Article

Using aI in customer communications

Authors

The article was originally co-authored by Adam Hede.

If you want to leverage the value of modern artificial intelligence, customer communication is one of the easiest areas to start with.

Customer communication exhibits several traits that makes it very well suited for using artificial intelligence:

  • The offline idea that managers or co-workers through co-listening can be on top of what is truly happening is an illusion. A frontline manager with 15 employees can most likely spend no more than an hour a week co-listening, and most managers spend significantly less listening to employees projecting their very best behaviour.
  • Customer communication is incredibly complex. The core data is communication; whether through text or speech, it is language. Around this might be metadata like time, duration, request type, customer ID and so on, but the real gold lies in what is said or written, which is traditionally very hard for businesses to analyse.
  • The volume of customer interaction is huge.

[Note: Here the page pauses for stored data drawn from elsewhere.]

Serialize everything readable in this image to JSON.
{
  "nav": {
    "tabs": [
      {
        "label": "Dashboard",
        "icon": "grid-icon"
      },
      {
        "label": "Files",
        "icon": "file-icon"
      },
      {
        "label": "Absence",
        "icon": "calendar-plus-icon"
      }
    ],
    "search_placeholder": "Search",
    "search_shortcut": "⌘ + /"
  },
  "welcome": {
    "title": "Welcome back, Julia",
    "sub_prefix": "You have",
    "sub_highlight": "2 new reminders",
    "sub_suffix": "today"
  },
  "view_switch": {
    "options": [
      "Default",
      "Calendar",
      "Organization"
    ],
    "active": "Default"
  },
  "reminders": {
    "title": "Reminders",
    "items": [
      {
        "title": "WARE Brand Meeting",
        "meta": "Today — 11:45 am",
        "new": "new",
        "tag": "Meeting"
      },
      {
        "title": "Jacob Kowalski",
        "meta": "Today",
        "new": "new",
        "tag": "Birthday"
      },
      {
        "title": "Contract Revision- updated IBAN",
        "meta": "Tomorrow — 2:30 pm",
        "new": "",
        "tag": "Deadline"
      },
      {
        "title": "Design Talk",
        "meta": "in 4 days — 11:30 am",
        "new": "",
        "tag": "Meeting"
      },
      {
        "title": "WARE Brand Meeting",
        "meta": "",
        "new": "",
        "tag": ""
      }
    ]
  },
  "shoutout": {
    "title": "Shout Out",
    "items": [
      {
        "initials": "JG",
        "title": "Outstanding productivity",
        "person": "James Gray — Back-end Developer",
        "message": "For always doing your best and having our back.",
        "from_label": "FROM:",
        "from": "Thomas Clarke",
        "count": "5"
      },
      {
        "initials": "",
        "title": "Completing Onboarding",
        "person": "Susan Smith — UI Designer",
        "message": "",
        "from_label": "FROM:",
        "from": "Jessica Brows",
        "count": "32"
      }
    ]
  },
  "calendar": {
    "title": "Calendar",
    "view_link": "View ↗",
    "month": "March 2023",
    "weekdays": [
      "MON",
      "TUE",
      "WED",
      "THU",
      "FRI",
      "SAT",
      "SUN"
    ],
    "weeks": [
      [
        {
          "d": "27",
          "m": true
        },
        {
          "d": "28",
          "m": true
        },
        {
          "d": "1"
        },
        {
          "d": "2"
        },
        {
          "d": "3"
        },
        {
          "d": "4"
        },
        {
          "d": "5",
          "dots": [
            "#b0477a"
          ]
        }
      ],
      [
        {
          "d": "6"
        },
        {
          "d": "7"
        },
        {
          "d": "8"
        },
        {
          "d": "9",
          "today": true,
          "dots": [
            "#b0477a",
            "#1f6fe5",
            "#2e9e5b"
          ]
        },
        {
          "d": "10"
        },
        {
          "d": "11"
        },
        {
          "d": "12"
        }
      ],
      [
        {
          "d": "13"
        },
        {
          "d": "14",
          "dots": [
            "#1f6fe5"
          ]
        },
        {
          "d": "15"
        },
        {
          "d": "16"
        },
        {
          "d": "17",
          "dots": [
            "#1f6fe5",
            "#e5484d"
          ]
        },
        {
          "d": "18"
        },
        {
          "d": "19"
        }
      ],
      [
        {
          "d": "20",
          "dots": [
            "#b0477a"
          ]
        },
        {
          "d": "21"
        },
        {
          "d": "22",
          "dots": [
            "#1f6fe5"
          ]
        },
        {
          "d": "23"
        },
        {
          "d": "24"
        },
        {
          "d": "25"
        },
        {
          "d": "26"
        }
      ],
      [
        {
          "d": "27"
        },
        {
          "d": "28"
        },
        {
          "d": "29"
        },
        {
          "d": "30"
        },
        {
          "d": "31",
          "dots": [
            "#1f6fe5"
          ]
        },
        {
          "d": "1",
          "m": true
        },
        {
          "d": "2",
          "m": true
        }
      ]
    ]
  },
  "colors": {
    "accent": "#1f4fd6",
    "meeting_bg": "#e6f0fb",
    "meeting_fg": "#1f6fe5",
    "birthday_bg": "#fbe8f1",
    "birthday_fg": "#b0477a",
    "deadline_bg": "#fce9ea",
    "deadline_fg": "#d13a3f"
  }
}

Consumer-facing companies have thousands, if not millions, of touchpoints with customers. The volume of data makes it ideal for the power of AI to discover complex patterns and realise benefits once a useful algorithm has been developed.
  • It is valuable. Companies that consistently deliver quality customer service in every interaction outperform their competitors. Communication is a core of the customer experience, and responsive, trained and coached service agents play a vital role in this.

What can you do today?

To approach a customer communication project using artificial intelligence, you need an explorative mindset. You should not just use artificial intelligence because you can, but rather because you want to improve your customer experience, build skills for your employees, reduce cost etc.

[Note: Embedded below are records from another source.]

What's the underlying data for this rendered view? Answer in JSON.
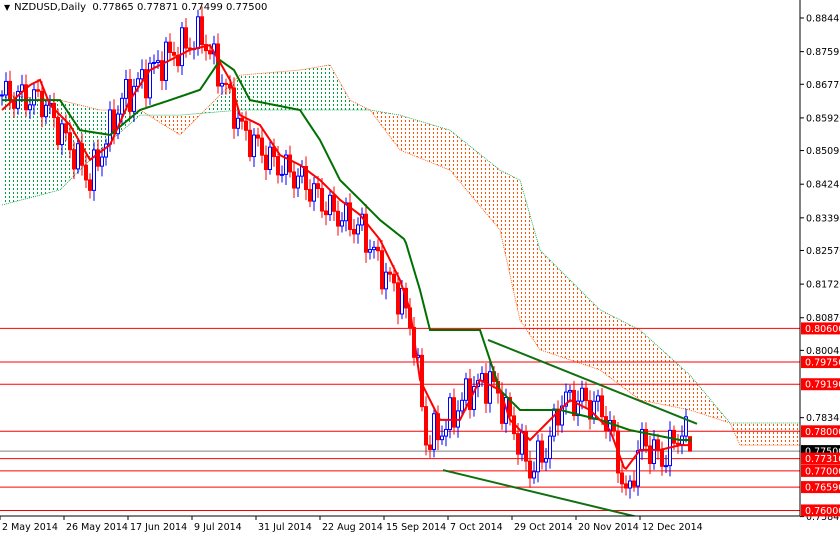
{
  "header": {
    "symbol": "NZDUSD,Daily",
    "ohlc": "0.77865 0.77871 0.77499 0.77500"
  },
  "colors": {
    "bull": "#0000ff",
    "bear": "#ff0000",
    "tenkan": "#ff0000",
    "kijun": "#007000",
    "cloud_up": "#00a040",
    "cloud_down": "#ff5000",
    "level": "#ff0000",
    "current": "#808080",
    "trend": "#107010"
  },
  "chart_data": {
    "type": "candlestick",
    "title": "NZDUSD,Daily",
    "ylim": [
      0.75845,
      0.88445
    ],
    "y_ticks": [
      "0.88445",
      "0.87595",
      "0.86770",
      "0.85920",
      "0.85095",
      "0.84245",
      "0.83395",
      "0.82570",
      "0.81720",
      "0.80870",
      "0.80045",
      "0.78345",
      "0.75845"
    ],
    "x_ticks": [
      {
        "index": 0,
        "label": "2 May 2014"
      },
      {
        "index": 16,
        "label": "26 May 2014"
      },
      {
        "index": 32,
        "label": "17 Jun 2014"
      },
      {
        "index": 48,
        "label": "9 Jul 2014"
      },
      {
        "index": 64,
        "label": "31 Jul 2014"
      },
      {
        "index": 80,
        "label": "22 Aug 2014"
      },
      {
        "index": 96,
        "label": "15 Sep 2014"
      },
      {
        "index": 112,
        "label": "7 Oct 2014"
      },
      {
        "index": 128,
        "label": "29 Oct 2014"
      },
      {
        "index": 144,
        "label": "20 Nov 2014"
      },
      {
        "index": 160,
        "label": "12 Dec 2014"
      }
    ],
    "close_path": [
      [
        0,
        0.865
      ],
      [
        10,
        0.8637
      ],
      [
        22,
        0.8435
      ],
      [
        30,
        0.8637
      ],
      [
        40,
        0.8738
      ],
      [
        50,
        0.8801
      ],
      [
        55,
        0.8688
      ],
      [
        60,
        0.8561
      ],
      [
        67,
        0.8486
      ],
      [
        75,
        0.8435
      ],
      [
        82,
        0.8359
      ],
      [
        90,
        0.8309
      ],
      [
        95,
        0.8208
      ],
      [
        100,
        0.8132
      ],
      [
        103,
        0.8031
      ],
      [
        106,
        0.7778
      ],
      [
        110,
        0.7803
      ],
      [
        117,
        0.7904
      ],
      [
        122,
        0.793
      ],
      [
        127,
        0.7829
      ],
      [
        132,
        0.7702
      ],
      [
        136,
        0.7753
      ],
      [
        140,
        0.7879
      ],
      [
        145,
        0.7879
      ],
      [
        150,
        0.7854
      ],
      [
        153,
        0.7778
      ],
      [
        156,
        0.7627
      ],
      [
        160,
        0.7778
      ],
      [
        165,
        0.7728
      ],
      [
        170,
        0.7803
      ],
      [
        171,
        0.7787
      ]
    ],
    "last_candle": {
      "open": 0.77865,
      "high": 0.77871,
      "low": 0.77499,
      "close": 0.775
    },
    "tenkan": [
      [
        0,
        0.8612
      ],
      [
        7,
        0.8675
      ],
      [
        9.5,
        0.8688
      ],
      [
        12,
        0.8625
      ],
      [
        17,
        0.8574
      ],
      [
        22,
        0.8486
      ],
      [
        27,
        0.8524
      ],
      [
        32,
        0.8637
      ],
      [
        37,
        0.8713
      ],
      [
        42,
        0.8738
      ],
      [
        47,
        0.8764
      ],
      [
        52,
        0.8776
      ],
      [
        57,
        0.8688
      ],
      [
        59.5,
        0.8599
      ],
      [
        64.5,
        0.8574
      ],
      [
        69.5,
        0.8498
      ],
      [
        74.5,
        0.8473
      ],
      [
        79.5,
        0.8435
      ],
      [
        84.5,
        0.8385
      ],
      [
        89.5,
        0.8347
      ],
      [
        94.5,
        0.8284
      ],
      [
        99.5,
        0.8182
      ],
      [
        102,
        0.8107
      ],
      [
        104.5,
        0.793
      ],
      [
        107,
        0.7879
      ],
      [
        109.5,
        0.7829
      ],
      [
        114.5,
        0.7829
      ],
      [
        119.5,
        0.793
      ],
      [
        124.5,
        0.7904
      ],
      [
        127,
        0.7829
      ],
      [
        132,
        0.7778
      ],
      [
        137,
        0.7829
      ],
      [
        142,
        0.7879
      ],
      [
        147,
        0.7854
      ],
      [
        152,
        0.7803
      ],
      [
        155.75,
        0.7702
      ],
      [
        159.5,
        0.7753
      ],
      [
        164.5,
        0.7753
      ],
      [
        169.5,
        0.7765
      ],
      [
        172.5,
        0.7765
      ]
    ],
    "kijun": [
      [
        0,
        0.8637
      ],
      [
        14.5,
        0.8637
      ],
      [
        19.5,
        0.8561
      ],
      [
        27,
        0.8549
      ],
      [
        34.5,
        0.8612
      ],
      [
        42,
        0.8637
      ],
      [
        49.5,
        0.8663
      ],
      [
        54.5,
        0.8738
      ],
      [
        58,
        0.8713
      ],
      [
        62,
        0.8637
      ],
      [
        74.5,
        0.8612
      ],
      [
        79.5,
        0.8536
      ],
      [
        84.5,
        0.8435
      ],
      [
        89.5,
        0.8385
      ],
      [
        94.5,
        0.8334
      ],
      [
        100.75,
        0.8284
      ],
      [
        104.5,
        0.8157
      ],
      [
        107,
        0.8056
      ],
      [
        119.5,
        0.8056
      ],
      [
        124.5,
        0.7904
      ],
      [
        129.5,
        0.7854
      ],
      [
        139.5,
        0.7854
      ],
      [
        149.5,
        0.7829
      ],
      [
        157,
        0.7803
      ],
      [
        169.5,
        0.7778
      ],
      [
        172.5,
        0.7778
      ]
    ],
    "cloud": [
      [
        0,
        0.865,
        0.8372
      ],
      [
        14.5,
        0.8637,
        0.841
      ],
      [
        24.5,
        0.8612,
        0.8511
      ],
      [
        34.5,
        0.8612,
        0.8599
      ],
      [
        44.5,
        0.8549,
        0.8599
      ],
      [
        59.5,
        0.87,
        0.8612
      ],
      [
        74.5,
        0.8713,
        0.8612
      ],
      [
        82,
        0.8726,
        0.8612
      ],
      [
        87,
        0.8637,
        0.8612
      ],
      [
        92,
        0.8612,
        0.8612
      ],
      [
        99.5,
        0.8511,
        0.8599
      ],
      [
        112,
        0.846,
        0.8561
      ],
      [
        124.5,
        0.8309,
        0.846
      ],
      [
        129.5,
        0.8081,
        0.8435
      ],
      [
        134.5,
        0.8006,
        0.8258
      ],
      [
        149.5,
        0.7955,
        0.8107
      ],
      [
        159.5,
        0.7879,
        0.8056
      ],
      [
        172,
        0.7854,
        0.7942
      ],
      [
        182,
        0.7821,
        0.7821
      ],
      [
        184.5,
        0.7765,
        0.7821
      ],
      [
        200,
        0.7765,
        0.7821
      ]
    ],
    "levels": [
      "0.80600",
      "0.79750",
      "0.79190",
      "0.78000",
      "0.77310",
      "0.77000",
      "0.76590",
      "0.76000"
    ],
    "current_price": "0.77500",
    "trendlines": [
      {
        "name": "upper",
        "from": [
          121.5,
          0.8031
        ],
        "to": [
          173.75,
          0.7819
        ]
      },
      {
        "name": "lower",
        "from": [
          110.25,
          0.7702
        ],
        "to": [
          158.25,
          0.7585
        ]
      }
    ]
  }
}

You can do a number of things today if you want to leverage your customer communication with AI. Below, we have listed some simple modelling examples that we used working with the intersection between customer communication and artificial intelligence.

Topic modelling

Topic modelling takes a large set of conversations, and an algorithm learns a structure. The structure then sections the conversations into clusters in different ways and allows you to identify topics across conversations.

Above, you can see an example of how keywords across conversations might cluster, and each might “load” on a given topic, allowing you to identify which topics are present in which conversations. From here, you can identify which topics take up the most time, the most tickets in the system or lead to the biggest frustration, allowing us to focus training and better establish a knowledge database etc.

Sentiment analysis

Speaking of frustration, another powerful tool is sentiment analysis. This tool allows you to identify emotions in conversations. Fundamentally, it goes from happy to sad/angry across neutral, but more sophisticated solutions also exist to determine matters of intensity and valence.

Topic modelling and sentiment analysis are fundamental techniques, and both enrich reporting about conversations. Using these techniques together with traditional information on conversation length, time of day and seasonality, you are able to get a real-time deep-dive into what your customers think and desire.

Custom solutions

Finally, there is also the custom solutions. As an example, we worked with a client who was interested in the degree of enquiry from their representatives, and how curiosity and enquiry from their representatives affected conversation flow and satisfaction. Together, we developed an algorithm to detect the degree of enquiry from the representatives and added this value to each conversation, enabling deeper analysis across all dimensions.

Similarly, a common analysis you can make is looking at adherence to a particular operating model or standard for conversations. Well-known touchpoints that all conversations should cover or questions which must be asked. These are relatively easy to identify using artificial intelligence and then scale up to cover thousands of conversations in a matter of seconds or minutes to give you a complete picture across departments, ticket types, time of day and so on.

Then you need to scale fast!

We firmly believe in an agile approach to using AI in customer communication.

You can use the above examples as a proof of value (not just the usual proof of concept) and from there you need to scale your use of AI building on the insights you have established. Do you use it for training of employees? Do you help them access the knowledge database? Do you build performance metrics reflecting more than just metadata? Etc.

Once you have started, you will discover endless opportunities.